The paper sheds no light upon prevention strategies employed so it is difficult to comment upon confounding variables. It may be possible that any neuropathic relapse ulcers may have occurred and healed in the 1–3 month follow up visits. This is not a groundbreaking study and there are some obvious flaws and unanswered questions, but it raises some important issues.

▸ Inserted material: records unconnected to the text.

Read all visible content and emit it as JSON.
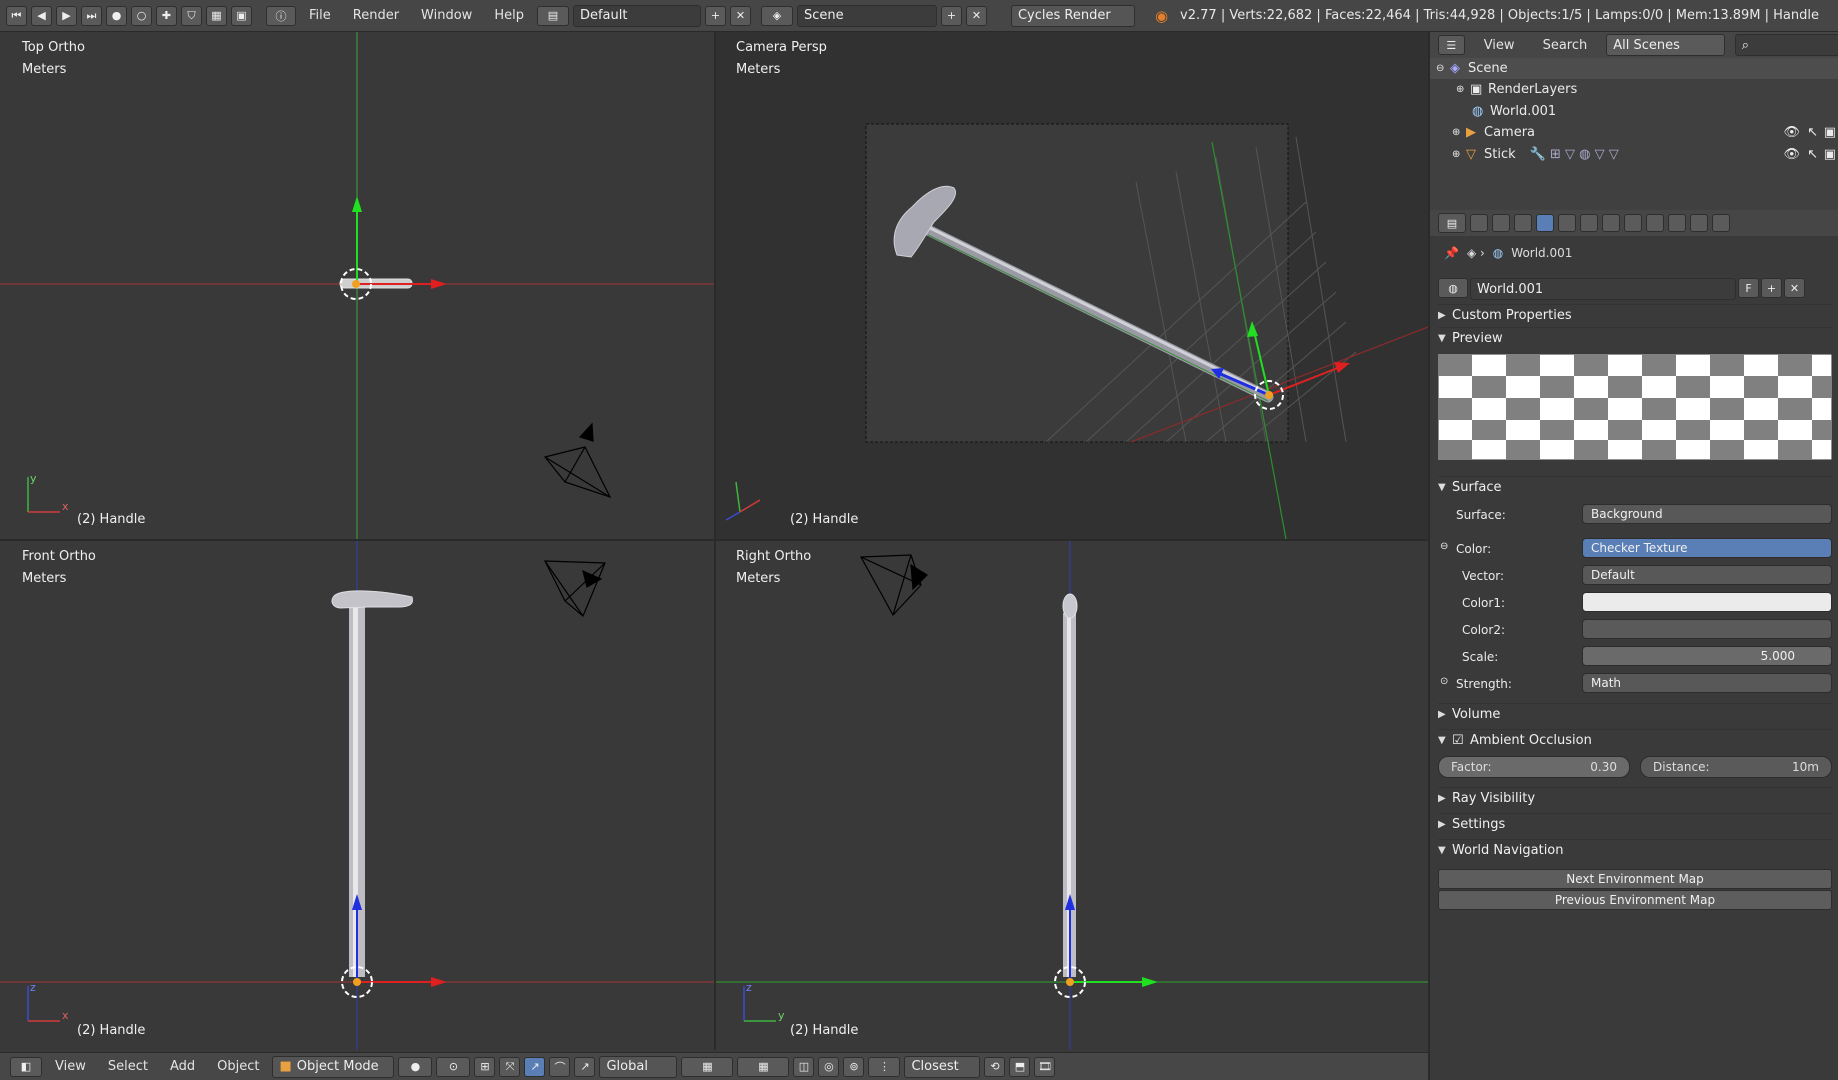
{
  "topbar": {
    "menus": [
      "File",
      "Render",
      "Window",
      "Help"
    ],
    "screen_layout": "Default",
    "scene": "Scene",
    "engine": "Cycles Render",
    "stats": "v2.77 | Verts:22,682 | Faces:22,464 | Tris:44,928 | Objects:1/5 | Lamps:0/0 | Mem:13.89M | Handle"
  },
  "viewports": {
    "top": {
      "title": "Top Ortho",
      "units": "Meters",
      "object": "(2) Handle",
      "axis_a": "y",
      "axis_b": "x"
    },
    "camera": {
      "title": "Camera Persp",
      "units": "Meters",
      "object": "(2) Handle"
    },
    "front": {
      "title": "Front Ortho",
      "units": "Meters",
      "object": "(2) Handle",
      "axis_a": "z",
      "axis_b": "x"
    },
    "right": {
      "title": "Right Ortho",
      "units": "Meters",
      "object": "(2) Handle",
      "axis_a": "z",
      "axis_b": "y"
    }
  },
  "bottombar": {
    "menus": [
      "View",
      "Select",
      "Add",
      "Object"
    ],
    "mode": "Object Mode",
    "orientation": "Global",
    "snap": "Closest"
  },
  "outliner": {
    "menus": [
      "View",
      "Search"
    ],
    "filter": "All Scenes",
    "rows": [
      "Scene",
      "RenderLayers",
      "World.001",
      "Camera",
      "Stick"
    ]
  },
  "properties": {
    "breadcrumb": "World.001",
    "datablock": "World.001",
    "fake_user": "F",
    "panels": {
      "custom_properties": "Custom Properties",
      "preview": "Preview",
      "surface": "Surface",
      "volume": "Volume",
      "ao": "Ambient Occlusion",
      "ray_visibility": "Ray Visibility",
      "settings": "Settings",
      "world_nav": "World Navigation"
    },
    "surface": {
      "surface_label": "Surface:",
      "surface_value": "Background",
      "color_label": "Color:",
      "color_value": "Checker Texture",
      "vector_label": "Vector:",
      "vector_value": "Default",
      "color1_label": "Color1:",
      "color2_label": "Color2:",
      "scale_label": "Scale:",
      "scale_value": "5.000",
      "strength_label": "Strength:",
      "strength_value": "Math"
    },
    "ao": {
      "factor_label": "Factor:",
      "factor_value": "0.30",
      "distance_label": "Distance:",
      "distance_value": "10m"
    },
    "buttons": {
      "next": "Next Environment Map",
      "prev": "Previous Environment Map"
    }
  },
  "colors": {
    "accent": "#5a7fb6",
    "x_axis": "#d11c1c",
    "y_axis": "#1cc81c",
    "z_axis": "#2030e0"
  }
}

Over the past 20+ years, the main focus of diabetic foot management has been on treating and preventing neuropathic foot ulcers. Neuropathy has been highlighted as the pivotal cause for foot ulceration and this has led to significant advances in foot ulcer management and research. Due to better care, improved services and improved longevity, neuropathic lesions are perhaps less frequent, whereas N/I are becoming more common. The tide is turning fast and we need to perhaps take a new look at our ulcer prevention care. I am not sure that this study is truly reflective of the norm, but we should take note nonetheless.